O presidente da Acita, Reginaldo Calixto, se encontrou com o superintendente da Receita Federal do Brasil – 6º. RF em Belo Horizonte, Eugênio Celso Gonçalves, e levou até ele a necessidade de retornar com uma agência da Receita Federal para Itabira. Reginaldo contou que estão sendo planejadas ações mobilizadoras para este fim. “A Acita e a Associação de Contadores tentarão mobilizar com a Prefeitura, Conselho Regional de Contabilidade, Federaminas, deputados estaduais e federais e outras lideranças uma discussão para resolver o problema. A mobilização já foi iniciada”, disse.
Quais estão sendo as maiores dificuldades desde que a agência da Receita Federal foi deslocada para João Monlevade?
A maior dificuldade é que os contribuintes (pessoas física e, principalmente, jurídica) de Itabira e região precisam se deslocar para a cidade de João Monlevade para resolver suas demandas. Com o número reduzido de servidores, a agência de João Monlevade não possui capacidade de atendimento dos seus clientes.

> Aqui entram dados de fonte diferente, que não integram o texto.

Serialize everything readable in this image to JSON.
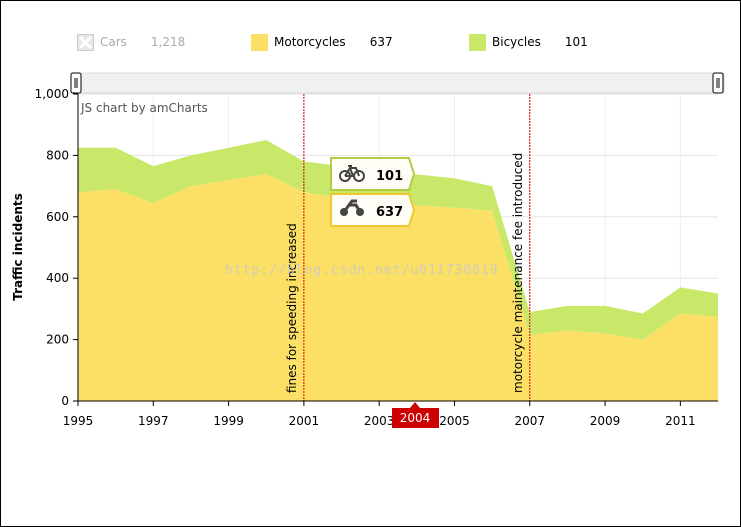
{
  "legend": [
    {
      "label": "Cars",
      "value": "1,218",
      "color": "#cccccc",
      "hidden": true
    },
    {
      "label": "Motorcycles",
      "value": "637",
      "color": "#fce066"
    },
    {
      "label": "Bicycles",
      "value": "101",
      "color": "#c9e86a"
    }
  ],
  "credit": "JS chart by amCharts",
  "watermark": "http://blog.csdn.net/u011730019",
  "tooltip": {
    "bicycles": "101",
    "motorcycles": "637"
  },
  "cursor_label": "2004",
  "colors": {
    "motorcycles": "#fce066",
    "bicycles": "#c9e86a",
    "guide": "#cc0000",
    "cursor_label_bg": "#cc0000",
    "tooltip_border_bike": "#b0cc44",
    "tooltip_border_moto": "#f0c830"
  },
  "chart_data": {
    "type": "area",
    "stacked": true,
    "x": [
      1995,
      1996,
      1997,
      1998,
      1999,
      2000,
      2001,
      2002,
      2003,
      2004,
      2005,
      2006,
      2007,
      2008,
      2009,
      2010,
      2011,
      2012
    ],
    "series": [
      {
        "name": "Motorcycles",
        "values": [
          680,
          690,
          645,
          700,
          720,
          740,
          680,
          660,
          650,
          637,
          630,
          620,
          215,
          230,
          220,
          200,
          285,
          275
        ]
      },
      {
        "name": "Bicycles",
        "values": [
          145,
          135,
          120,
          100,
          105,
          110,
          100,
          105,
          95,
          101,
          95,
          80,
          75,
          80,
          90,
          85,
          85,
          75
        ]
      }
    ],
    "xlabel": "",
    "ylabel": "Traffic incidents",
    "ylim": [
      0,
      1000
    ],
    "yticks": [
      0,
      200,
      400,
      600,
      800,
      1000
    ],
    "ytick_labels": [
      "0",
      "200",
      "400",
      "600",
      "800",
      "1,000"
    ],
    "xticks": [
      1995,
      1997,
      1999,
      2001,
      2003,
      2005,
      2007,
      2009,
      2011
    ],
    "guides": [
      {
        "x": 2001,
        "label": "fines for speeding increased"
      },
      {
        "x": 2007,
        "label": "motorcycle maintenance fee introduced"
      }
    ],
    "grid": true,
    "legend_position": "top"
  }
}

A agência de Itabira foi extinta há mais de cinco anos.
O que está sendo planejado para trazê-la novamente para Itabira?
A Acita e a Associação de Contadores tentarão mobilizar com a Prefeitura, Conselho Regional de Contabilidade, Federaminas, deputados estaduais e federais e outras lideranças uma discussão para resolver o problema. A mobilização já foi iniciada, mas ganhou um importante impulso no dia 5 março, através do encontro em Belo Horizonte com o Superintendente da Receita Federal do Brasil – 6º. RF em Belo Horizonte , Eugênio Celso Gonçalves que se demonstrou preocupado com a situação e interesse em resolvê-la.
Há uma aprovação dos responsáveis (no caso, a superintendência) para a agência retornar?
As conversas já iniciaram e existe até mesmo a possibilidade da agência retornar para Itabira, até mesmo porque 70% dos atendimentos da agência de João Monlevade e não se justifica esta situação.